Mrs. Rowe explained that the visits by the JIS team to schools are mutually beneficial and present an opportunity to interface with a segment of the population being targeted through programming.

“We visit the schools at the height of the festivities to celebrate the work of our national heroes. At this time, the students prepare cultural items, some of which are original pieces. Their performance is an expression of their understanding of the impact our heroes had on society and their legacy they have left behind. We record them for use in upcoming JIS programmes on radio and television, and also as part of the process of preservation,” she noted.

Principal of Sheffield All-Age School in Westmoreland, Elizabeth Harvey, in explaining the significance of the celebratory period in the schools noted that, “It’s a time when we pause to reflect on the contribution made by our ancestors as well as persons still alive, to our blessed country.
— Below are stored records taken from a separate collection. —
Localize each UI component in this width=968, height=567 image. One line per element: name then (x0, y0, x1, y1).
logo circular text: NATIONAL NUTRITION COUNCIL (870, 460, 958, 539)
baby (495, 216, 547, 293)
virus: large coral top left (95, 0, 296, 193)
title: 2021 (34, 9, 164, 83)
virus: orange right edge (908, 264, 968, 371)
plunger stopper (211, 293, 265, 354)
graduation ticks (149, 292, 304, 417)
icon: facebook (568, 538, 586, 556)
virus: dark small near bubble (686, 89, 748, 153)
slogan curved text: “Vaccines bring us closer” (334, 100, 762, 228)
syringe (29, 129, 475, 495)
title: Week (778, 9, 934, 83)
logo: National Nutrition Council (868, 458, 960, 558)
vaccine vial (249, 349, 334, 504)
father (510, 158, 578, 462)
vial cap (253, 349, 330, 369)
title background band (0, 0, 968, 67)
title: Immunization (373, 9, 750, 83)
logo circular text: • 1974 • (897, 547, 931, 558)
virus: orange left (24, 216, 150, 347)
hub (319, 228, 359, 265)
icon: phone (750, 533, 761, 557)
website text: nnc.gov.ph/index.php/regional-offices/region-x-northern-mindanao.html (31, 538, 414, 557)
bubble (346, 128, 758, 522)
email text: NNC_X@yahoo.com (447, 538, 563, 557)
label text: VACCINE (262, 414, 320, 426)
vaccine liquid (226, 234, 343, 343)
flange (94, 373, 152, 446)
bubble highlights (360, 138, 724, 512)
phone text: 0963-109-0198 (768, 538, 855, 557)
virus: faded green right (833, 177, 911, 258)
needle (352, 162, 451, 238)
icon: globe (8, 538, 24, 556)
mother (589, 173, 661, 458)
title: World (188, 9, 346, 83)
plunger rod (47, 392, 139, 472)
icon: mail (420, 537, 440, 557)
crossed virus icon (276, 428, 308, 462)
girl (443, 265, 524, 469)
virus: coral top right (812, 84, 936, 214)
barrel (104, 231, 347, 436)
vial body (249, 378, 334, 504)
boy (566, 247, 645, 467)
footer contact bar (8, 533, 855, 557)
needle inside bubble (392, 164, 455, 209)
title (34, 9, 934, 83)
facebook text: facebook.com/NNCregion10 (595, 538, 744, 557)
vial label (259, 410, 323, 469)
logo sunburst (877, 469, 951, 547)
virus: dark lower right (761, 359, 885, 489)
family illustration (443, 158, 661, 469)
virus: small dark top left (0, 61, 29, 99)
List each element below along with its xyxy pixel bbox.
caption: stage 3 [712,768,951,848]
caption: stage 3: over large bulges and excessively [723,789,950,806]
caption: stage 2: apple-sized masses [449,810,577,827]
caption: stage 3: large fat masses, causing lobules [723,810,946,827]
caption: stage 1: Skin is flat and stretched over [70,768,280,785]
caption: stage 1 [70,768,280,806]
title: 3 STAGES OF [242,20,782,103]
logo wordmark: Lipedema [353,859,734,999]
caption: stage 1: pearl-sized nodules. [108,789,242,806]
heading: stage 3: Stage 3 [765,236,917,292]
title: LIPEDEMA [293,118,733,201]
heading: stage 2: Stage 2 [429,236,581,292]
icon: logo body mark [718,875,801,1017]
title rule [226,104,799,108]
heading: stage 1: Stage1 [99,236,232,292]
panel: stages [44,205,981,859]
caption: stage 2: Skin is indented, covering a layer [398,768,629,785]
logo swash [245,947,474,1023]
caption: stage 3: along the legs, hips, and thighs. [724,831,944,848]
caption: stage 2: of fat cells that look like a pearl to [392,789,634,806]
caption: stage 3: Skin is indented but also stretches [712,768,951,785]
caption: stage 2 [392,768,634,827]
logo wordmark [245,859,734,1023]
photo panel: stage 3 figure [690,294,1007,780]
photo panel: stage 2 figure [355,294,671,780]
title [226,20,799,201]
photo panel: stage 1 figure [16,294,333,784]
“It is no secret that the heritage boasted by Jamaica is second to none… . Not only are we known but we have made an impact on the culture of many countries. Our music, colourful language and religious practices have penetrated every continent, thus we can say we have a great heritage and a great legacy,” she added.

Pointing to the sacrifice made by the national heroes, she noted that Jamaica’s legacy did not come “by chance, but as a result of those men and women who defied the odds and have given their sweat, tears, and some their lives to ensure that we can enjoy the Jamaica we have today”.

The JIS Heritage School Tour is in keeping with the agency’s thrust to facilitate the integration of the organisation into the fabric of the community.

In July, the agency donated publications to the Jamaica Intensive Reading Clinic, a literacy intervention programme, which catered to 1,500 children at 18 locations across the 14 parishes.

Meanwhile, the agency’s annual JIS Heritage Competition is under way, which involves students in primary, high and tertiary institutions competing in essay, poster and photography contests, respectively.

The competition, which this year focuses on Jamaica 55, will close on October 31.